Acontece que não foi."

Escondeu o rosto entre os joelhos. Soluços mudos faziam seu corpo todo tremer.

— Eu continuei motivo de chacota até entre os professores. Eu continuei sendo o falso, o estranho, o aproveitador, a bicha nojenta. Mesmo com minhas notas boas e todo o esforço colossal que fazia p'ra ajudar a todos os ingratos naquele inferno.

"Nunca namorei. Ninguém nunca mostrou interesse em mim pelo que eu sou. Na única vez em que me declarei, a garota picou a merda da carta em pedacinhos, riu da minha cara e me olhou como se eu fosse um verme. O único quase namorado que eu tive gostava de mim pelo meu físico, mas eu 'tava machucado demais p'ra dar uma chance de ele me conhecer. Tudo foi por água abaixo de vez quando um estagiário desgraçado me confundiu com o ex dele e tirou o meu BV e BVL na frente do cara."

     Silêncio e silêncio e mais silêncio.

     Respirou fundo, levantando a cabeça e enxugando o rosto com a manga de sua yukata. Vestiu mais um de seus sorrisos falsos, O Vazio latejando.

— Mas isso aconteceu antes da petrificação. Eu 'to melhor, agora! Quer dizer, eu não sinto mais nada quando lembro disso! Isso é uma grande melhora. Eu já até aceitei que sou uma pessoa desprezível, má e horrível. E, de qualquer jeito, o que você faz quando se tem dezenove anos de trauma? — soltou uma risadinha nervosa ao perceber a incredulidade no olhar de Saionji — Você- ...

     O albino tomou-o pelos ombros, a voz tão firme que O Vazio foi ao chão de novo:

— Você CHORA, Gen Asagiri! — orbes verdes como pradarias encontraram as azul-acinzentadas feito o céu nublado, rasgando-lhe a alma ao meio — Você conta pros seus amigos te ajudarem. Você não engole a merda dos traumas e definha lentamente, porquê adivinha: se antes ' 'tava sozinho, agora tem um monte de gente que quer te ver sentindo coisas boas!

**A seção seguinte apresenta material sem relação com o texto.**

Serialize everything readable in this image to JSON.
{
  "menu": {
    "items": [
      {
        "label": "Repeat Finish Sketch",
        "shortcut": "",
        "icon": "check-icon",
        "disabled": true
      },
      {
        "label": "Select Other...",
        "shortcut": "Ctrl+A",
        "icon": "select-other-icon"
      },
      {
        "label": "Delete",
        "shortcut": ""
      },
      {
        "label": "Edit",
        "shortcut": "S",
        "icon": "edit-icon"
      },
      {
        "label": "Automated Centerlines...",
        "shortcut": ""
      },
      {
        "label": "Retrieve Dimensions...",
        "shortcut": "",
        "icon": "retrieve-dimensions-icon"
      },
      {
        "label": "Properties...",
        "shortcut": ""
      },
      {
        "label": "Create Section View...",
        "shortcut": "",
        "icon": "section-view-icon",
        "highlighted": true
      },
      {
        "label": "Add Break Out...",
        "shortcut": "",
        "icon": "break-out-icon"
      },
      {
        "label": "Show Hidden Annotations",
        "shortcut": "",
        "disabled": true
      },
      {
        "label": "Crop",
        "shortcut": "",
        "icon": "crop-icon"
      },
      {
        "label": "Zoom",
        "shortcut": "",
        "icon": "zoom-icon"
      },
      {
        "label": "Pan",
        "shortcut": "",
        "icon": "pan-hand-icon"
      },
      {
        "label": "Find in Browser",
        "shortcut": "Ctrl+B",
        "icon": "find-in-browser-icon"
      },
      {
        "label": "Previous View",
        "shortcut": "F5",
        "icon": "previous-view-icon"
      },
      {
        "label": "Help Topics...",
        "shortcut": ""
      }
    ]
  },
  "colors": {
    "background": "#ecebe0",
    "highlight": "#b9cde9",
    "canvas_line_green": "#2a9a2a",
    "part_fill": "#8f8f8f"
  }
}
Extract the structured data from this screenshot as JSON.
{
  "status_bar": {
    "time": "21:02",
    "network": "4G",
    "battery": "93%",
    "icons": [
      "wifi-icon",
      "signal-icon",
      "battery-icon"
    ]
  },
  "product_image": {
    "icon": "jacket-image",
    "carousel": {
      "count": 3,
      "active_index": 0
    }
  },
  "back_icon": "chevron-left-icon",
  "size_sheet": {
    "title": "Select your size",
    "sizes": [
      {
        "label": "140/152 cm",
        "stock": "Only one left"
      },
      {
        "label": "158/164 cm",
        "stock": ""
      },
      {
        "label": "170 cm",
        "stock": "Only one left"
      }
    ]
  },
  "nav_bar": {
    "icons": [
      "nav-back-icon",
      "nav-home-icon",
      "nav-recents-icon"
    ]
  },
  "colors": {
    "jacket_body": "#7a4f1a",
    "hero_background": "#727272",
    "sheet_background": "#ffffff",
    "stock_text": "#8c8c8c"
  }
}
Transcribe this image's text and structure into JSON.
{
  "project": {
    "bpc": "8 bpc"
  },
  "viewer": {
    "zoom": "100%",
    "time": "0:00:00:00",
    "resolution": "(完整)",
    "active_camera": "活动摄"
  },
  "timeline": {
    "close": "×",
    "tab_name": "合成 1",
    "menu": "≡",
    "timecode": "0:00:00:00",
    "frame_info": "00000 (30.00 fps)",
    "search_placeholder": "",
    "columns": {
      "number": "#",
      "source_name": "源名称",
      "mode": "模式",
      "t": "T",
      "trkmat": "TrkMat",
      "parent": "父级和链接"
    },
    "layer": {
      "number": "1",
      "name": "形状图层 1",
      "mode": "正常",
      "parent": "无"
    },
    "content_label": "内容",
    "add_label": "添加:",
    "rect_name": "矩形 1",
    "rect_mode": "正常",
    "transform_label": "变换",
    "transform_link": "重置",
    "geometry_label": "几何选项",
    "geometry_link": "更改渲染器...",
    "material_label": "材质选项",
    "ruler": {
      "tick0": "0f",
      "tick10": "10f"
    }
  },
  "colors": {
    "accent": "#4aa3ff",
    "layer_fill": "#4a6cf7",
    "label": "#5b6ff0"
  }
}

     Um tsunami de água e emoções descontroladas saiu de onde O Vazio ruiu pela segunda vez.

     Ukyo abraçou ao amigo, que deixou-se chorar o que ainda precisava.

— Você chora, seu idiota. — repetiu-se, a voz embargada por ver Gen de tal forma.

Por não ter notado antes. Por ninguém merecer uma dor tão grande. Por ser um sensível de merda.

     Por Gen ver apenas seus cascalhos e ignorar suas pérolas – que foram desprezadas por porcos nojentos e cruéis durante tempo demais.